Política

Sem verba para prédio próprio, Educação tem projeto aprovado

Thiago Navarro
| Tempo de leitura: 2 min

O projeto de lei que autoriza a transposição de R$ 17,8 milhões na Secretaria de Educação foi aprovado pela Câmara Municipal, em sessões ordinária e extraordinária neste segunda-feira (9). A proposta foi bastante discutida na Comissão de Economia, na semana passada, uma vez que parte do valor se destinava para a compra de um prédio para a sede da pasta. A vereadora Chiara Ranieri (DEM) pediu alteração no projeto, de forma que apenas a compra de imóveis para a criação de novas unidades escolares fosse mantida.

Pouco antes da sessão, o prefeito Clodoaldo Gazzetta (PSD) encaminhou mensagem modificativa ao projeto. A emenda diminuiu de R$ 9,4 milhões para R$ 3,4 milhões o valor para a compra de imóveis. Os R$ 6 milhões de diferença foram incluídos em outras fichas orçamentárias, direcionadas ao pagamento de pessoal. Essa verba será usada para a licença-prêmio de servidores da Educação municipal, e vai ao encontro de reivindicação de parte da categoria. O advogado do Sindicato dos Servidores Públicos Municipais de Bauru e Região (Sinserm), José Francisco Martins, esteve com os vereadores durante a sessão.

O restante do dinheiro do projeto vai para a compra de equipamentos e pagamento de transporte de alunos. O município precisava manter essa verba na Educação para atender a legislação federal, que obriga o uso de pelo menos 25% do Orçamento no setor.

NOVA SEDE

A prefeitura negociava a compra de um prédio para a sede da secretaria. A primeira opção era onde funciona a Editora Alto Astral, na quadra 19 da rua Gustavo Maciel, com valor de pouco mais de R$ 6 milhões, e que já teve declaração de utilidade pública declarada. Outra alternativa era o prédio alugado hoje pela pasta, na avenida Duque de Caxias, avaliado em R$ 5,5 milhões. A locação custa R$ 25 mil mensais - portanto, a compra de um imóvel nesse montante 'se pagaria' em 20 anos.

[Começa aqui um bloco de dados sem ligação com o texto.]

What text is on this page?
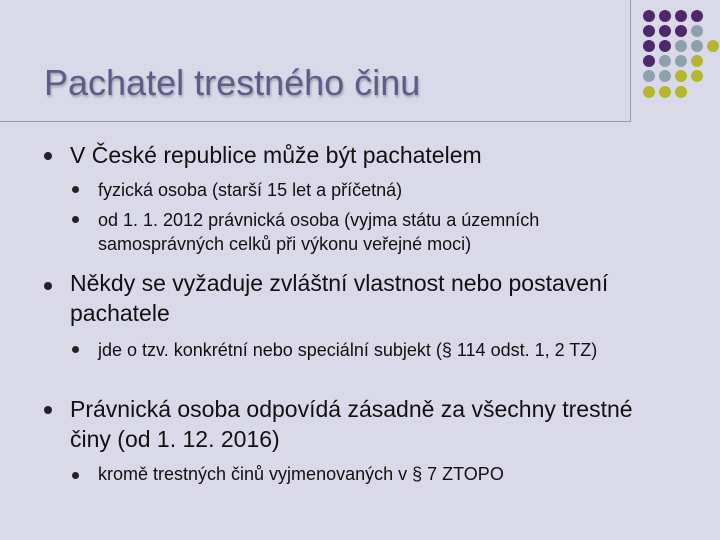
Pachatel trestného činu

V České republice může být pachatelem

fyzická osoba (starší 15 let a příčetná)

od 1. 1. 2012 právnická osoba (vyjma státu a územních samosprávných celků při výkonu veřejné moci)

Někdy se vyžaduje zvláštní vlastnost nebo postavení pachatele

jde o tzv. konkrétní nebo speciální subjekt (§ 114 odst. 1, 2 TZ)

Právnická osoba odpovídá zásadně za všechny trestné činy (od 1. 12. 2016)

kromě trestných činů vyjmenovaných v § 7 ZTOPO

Porém, com as alterações no projeto aprovado pela Câmara, a aquisição de um prédio para abrigar a sede da Educação sai de discussão, por ora, devendo voltar no ano que vem. Já a compra dos imóveis na Praça Machado de Mello para a construção de uma futura creche, avaliados em R$ 2,3 milhões, e mais três prédios para o funcionamento de creches em diferentes regiões do município seguem na proposta.

A falta de informações na justificativa do projeto e o pedido feito na última semana de prazo foram criticados na tribuna por vereadores.